We can do a better job handling things like occlusions, as well as improve the data association, by adding in a temporal filter. A simple, powerful method is to recursively estimate and correct the moving target dynamics through a Kalman filter. Matlab has a page on how to do so for object tracking along with a more general intro page to additional documentation. In corporate the Kalman filter into the overall process, so that detected people have their trajectories predicted.
A Kalman filter is really what would be called an observer in the world of control theory. In some instances it works like how you imagine a filter should. However, in others it goes one step further and can provide filtered outputs of data that hasn't even been measured. That aspect is what makes it an observer. The most important part of the Kalman filter, that gives it the observer property, is the prediction dynamics. Through some nice statistics the prediction is joined with the measurement to create corrected outputs of the system state.
Explore and Deliverable: The Matlab version allows you to specify different prediction dynamics. These include a constant velocity model and a constant acceleration model. How do they differ mathematically? How do they differ in implementation? For one video quantitatively evaluate the different outcomes like before: use your known count of people in and out from before and compare to what the two versions output. In addition to the prediction models, the Kalman filter has some covariance parameters that arise from the probabilistic derivation of the Kalman filter. What role do they play? What are the main two covariance parameters and what do they mean? How sensitive is the system to these two covariance parameters?
Additional Task: For the future activities, we will need a body of test cases. Your assignment is to generate the data set of test cases. The next module will explore something in addition to spatio-temporal filtering for maintaining track of objects. It will be person identification, or better put, person re-identification. Testing out this concept will require collecting pairs of images that correspond to the same person. From the three videos, and your background estimation-based tracking, extract the image regions associated to the bounding boxes of individual people. Also, extract the bounding boxes for the binary foreground blob regions. If you do this, you should have four cropped images, two of the same person and two of that person's blob. Collect this information for 20 people, only 2 of which are from the mandatory video, 8 from your selected video pair, and 10 more from other videos you choose from the collection of videos available.

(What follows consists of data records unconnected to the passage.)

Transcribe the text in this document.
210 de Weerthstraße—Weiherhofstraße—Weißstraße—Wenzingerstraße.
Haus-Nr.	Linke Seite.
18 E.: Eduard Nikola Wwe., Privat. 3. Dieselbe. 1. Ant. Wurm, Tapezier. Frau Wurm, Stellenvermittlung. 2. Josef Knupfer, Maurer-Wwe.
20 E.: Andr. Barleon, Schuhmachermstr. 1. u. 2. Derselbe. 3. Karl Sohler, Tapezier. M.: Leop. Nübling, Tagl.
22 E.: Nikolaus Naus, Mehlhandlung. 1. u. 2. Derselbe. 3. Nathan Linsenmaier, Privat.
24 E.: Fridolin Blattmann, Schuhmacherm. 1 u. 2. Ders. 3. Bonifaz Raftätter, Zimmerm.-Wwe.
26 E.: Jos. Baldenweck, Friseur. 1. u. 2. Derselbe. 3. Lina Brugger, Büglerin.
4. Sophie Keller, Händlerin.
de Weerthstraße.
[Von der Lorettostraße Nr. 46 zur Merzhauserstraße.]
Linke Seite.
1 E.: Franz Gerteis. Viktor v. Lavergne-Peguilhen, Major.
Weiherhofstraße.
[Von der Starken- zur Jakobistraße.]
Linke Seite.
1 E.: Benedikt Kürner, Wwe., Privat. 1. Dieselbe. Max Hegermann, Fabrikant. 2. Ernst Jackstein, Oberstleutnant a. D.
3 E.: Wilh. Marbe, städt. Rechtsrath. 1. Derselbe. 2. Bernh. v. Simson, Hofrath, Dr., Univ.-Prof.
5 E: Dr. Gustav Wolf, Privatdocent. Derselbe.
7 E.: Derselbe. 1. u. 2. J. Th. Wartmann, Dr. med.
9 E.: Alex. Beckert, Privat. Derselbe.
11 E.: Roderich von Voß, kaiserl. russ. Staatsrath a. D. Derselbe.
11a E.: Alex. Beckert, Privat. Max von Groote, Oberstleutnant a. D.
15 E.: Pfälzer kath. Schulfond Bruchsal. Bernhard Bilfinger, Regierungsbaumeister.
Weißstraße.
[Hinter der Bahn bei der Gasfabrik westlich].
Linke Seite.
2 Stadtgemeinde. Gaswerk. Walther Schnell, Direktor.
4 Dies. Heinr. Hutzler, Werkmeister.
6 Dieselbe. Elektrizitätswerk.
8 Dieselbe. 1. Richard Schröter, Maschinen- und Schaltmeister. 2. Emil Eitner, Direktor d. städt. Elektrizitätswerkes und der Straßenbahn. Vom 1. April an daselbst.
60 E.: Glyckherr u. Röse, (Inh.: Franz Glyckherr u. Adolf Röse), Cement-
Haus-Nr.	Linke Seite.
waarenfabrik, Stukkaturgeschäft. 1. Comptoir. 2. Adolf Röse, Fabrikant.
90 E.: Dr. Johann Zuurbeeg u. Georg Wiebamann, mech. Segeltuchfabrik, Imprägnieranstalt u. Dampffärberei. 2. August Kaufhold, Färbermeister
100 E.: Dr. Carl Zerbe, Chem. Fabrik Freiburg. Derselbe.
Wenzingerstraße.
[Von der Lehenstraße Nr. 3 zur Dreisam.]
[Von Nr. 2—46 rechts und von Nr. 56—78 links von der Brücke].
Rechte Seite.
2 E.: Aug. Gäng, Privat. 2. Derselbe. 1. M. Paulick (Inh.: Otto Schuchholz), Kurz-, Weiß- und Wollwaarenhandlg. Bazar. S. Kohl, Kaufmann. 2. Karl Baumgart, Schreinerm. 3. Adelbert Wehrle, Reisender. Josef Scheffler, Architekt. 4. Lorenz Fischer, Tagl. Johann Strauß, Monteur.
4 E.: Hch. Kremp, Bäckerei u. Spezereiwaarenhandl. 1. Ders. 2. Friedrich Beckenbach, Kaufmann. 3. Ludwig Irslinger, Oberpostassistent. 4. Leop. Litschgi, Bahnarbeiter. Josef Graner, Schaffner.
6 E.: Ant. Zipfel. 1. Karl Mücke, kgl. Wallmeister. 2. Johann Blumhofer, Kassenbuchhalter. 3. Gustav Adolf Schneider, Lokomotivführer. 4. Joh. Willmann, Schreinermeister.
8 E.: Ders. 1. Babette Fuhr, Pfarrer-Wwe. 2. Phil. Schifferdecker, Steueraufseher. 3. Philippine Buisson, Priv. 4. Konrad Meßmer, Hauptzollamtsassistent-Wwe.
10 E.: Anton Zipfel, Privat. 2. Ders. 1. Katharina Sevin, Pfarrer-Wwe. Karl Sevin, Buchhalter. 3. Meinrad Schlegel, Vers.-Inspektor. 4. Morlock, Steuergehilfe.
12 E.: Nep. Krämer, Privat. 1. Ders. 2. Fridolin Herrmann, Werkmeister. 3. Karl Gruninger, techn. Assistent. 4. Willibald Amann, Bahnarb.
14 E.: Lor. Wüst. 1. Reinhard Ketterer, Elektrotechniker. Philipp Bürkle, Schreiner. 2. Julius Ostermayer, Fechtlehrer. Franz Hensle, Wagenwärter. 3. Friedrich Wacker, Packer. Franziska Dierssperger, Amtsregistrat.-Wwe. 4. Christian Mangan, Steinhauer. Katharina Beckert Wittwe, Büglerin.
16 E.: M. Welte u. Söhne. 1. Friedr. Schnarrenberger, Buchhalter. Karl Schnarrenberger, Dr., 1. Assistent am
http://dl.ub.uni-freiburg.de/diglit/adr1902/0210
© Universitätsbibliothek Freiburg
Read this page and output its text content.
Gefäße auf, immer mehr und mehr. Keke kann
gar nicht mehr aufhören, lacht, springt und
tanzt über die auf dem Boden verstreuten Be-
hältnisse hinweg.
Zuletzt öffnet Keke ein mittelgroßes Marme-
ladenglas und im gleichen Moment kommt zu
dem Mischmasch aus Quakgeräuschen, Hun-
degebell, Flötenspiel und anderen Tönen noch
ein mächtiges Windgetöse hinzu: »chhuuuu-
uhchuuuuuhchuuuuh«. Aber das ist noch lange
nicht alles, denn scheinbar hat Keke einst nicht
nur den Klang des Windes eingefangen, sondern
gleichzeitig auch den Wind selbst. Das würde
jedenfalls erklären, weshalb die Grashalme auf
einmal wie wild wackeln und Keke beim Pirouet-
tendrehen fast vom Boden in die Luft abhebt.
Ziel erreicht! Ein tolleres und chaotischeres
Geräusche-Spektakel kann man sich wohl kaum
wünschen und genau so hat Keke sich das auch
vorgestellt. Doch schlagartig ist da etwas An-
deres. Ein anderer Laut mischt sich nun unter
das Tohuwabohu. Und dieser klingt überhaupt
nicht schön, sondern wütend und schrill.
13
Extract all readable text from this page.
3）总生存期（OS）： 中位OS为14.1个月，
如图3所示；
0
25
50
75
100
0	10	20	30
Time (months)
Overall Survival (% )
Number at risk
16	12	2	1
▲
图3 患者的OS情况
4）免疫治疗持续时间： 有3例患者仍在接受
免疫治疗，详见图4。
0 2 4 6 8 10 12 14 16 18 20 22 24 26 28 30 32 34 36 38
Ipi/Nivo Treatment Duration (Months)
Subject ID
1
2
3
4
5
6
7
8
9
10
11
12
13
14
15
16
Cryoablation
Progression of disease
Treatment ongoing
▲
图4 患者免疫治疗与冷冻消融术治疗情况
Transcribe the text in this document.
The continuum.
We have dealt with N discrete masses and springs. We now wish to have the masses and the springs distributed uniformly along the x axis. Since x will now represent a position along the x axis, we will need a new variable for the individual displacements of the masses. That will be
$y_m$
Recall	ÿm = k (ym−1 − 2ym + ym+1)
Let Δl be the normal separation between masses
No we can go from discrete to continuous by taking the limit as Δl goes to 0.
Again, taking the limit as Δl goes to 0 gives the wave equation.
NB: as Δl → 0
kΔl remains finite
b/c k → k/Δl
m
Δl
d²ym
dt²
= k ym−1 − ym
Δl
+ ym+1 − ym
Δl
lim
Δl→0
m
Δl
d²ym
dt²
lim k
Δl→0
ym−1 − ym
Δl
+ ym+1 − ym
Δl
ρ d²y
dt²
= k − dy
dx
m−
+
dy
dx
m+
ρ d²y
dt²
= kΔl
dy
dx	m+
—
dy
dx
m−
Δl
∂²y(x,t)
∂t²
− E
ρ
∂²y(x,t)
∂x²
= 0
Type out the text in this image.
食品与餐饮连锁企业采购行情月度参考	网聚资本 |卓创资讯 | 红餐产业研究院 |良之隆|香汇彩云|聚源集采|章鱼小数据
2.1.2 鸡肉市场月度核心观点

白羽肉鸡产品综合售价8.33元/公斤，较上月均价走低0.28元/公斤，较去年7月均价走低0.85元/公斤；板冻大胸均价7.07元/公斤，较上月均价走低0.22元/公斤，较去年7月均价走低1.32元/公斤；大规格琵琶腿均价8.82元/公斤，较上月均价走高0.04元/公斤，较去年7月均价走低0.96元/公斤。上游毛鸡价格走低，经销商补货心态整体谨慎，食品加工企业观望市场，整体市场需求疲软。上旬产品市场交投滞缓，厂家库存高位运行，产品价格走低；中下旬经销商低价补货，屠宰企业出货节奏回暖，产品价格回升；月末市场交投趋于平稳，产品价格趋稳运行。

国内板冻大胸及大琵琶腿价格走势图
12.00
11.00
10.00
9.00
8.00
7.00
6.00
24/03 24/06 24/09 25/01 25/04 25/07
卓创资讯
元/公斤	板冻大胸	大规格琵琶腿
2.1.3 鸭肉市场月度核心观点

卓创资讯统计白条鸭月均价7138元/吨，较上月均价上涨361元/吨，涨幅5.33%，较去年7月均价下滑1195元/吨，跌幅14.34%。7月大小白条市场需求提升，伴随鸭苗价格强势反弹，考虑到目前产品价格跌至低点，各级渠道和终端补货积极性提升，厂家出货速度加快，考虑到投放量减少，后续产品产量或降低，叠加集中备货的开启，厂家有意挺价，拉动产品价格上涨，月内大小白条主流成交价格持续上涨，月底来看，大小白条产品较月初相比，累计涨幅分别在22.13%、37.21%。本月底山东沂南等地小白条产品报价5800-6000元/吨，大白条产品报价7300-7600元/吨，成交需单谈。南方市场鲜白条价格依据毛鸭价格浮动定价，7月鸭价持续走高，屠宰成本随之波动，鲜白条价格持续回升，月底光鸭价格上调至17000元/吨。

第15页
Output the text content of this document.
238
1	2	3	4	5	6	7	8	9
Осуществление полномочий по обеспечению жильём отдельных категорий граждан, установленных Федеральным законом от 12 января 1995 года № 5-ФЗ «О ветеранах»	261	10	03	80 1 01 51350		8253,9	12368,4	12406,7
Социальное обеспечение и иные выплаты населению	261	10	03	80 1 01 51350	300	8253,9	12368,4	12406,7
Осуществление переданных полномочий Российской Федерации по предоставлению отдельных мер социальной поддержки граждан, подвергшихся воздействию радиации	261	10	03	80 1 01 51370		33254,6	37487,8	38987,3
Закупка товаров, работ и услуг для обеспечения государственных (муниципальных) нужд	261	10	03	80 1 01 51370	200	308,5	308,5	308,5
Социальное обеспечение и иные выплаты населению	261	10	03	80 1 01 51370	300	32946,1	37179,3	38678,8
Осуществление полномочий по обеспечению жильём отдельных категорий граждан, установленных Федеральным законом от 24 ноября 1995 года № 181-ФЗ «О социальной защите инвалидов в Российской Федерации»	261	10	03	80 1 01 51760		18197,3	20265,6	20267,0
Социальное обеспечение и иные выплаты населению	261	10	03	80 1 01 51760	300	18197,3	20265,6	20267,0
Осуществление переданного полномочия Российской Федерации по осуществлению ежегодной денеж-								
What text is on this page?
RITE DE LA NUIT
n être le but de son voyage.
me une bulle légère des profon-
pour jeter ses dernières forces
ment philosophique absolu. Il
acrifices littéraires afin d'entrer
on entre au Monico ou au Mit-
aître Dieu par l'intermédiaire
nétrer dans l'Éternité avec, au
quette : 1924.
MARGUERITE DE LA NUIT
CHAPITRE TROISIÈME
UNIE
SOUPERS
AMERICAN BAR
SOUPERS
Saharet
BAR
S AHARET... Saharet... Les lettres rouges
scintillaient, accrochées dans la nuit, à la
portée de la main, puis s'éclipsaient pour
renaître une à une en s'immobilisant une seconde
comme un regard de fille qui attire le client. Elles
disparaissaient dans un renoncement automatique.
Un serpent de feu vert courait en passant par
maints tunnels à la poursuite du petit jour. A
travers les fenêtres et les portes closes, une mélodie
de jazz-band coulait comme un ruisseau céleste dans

Save them all in a Matlab file in a structure array called peopleA
and peopleB
, where peopleA
contains one image of each person, and peopleB
contains the second. The ordering should match, as in the structure element peopleA(1).person
should be the same person as in peopleB(1).person
, where the person
field has the cropped image region of the person based on the bounding box. The structure field labeled fgblob
should be the binary mask from the foreground detection. When applied as a mask, it should give the person region only (in principle).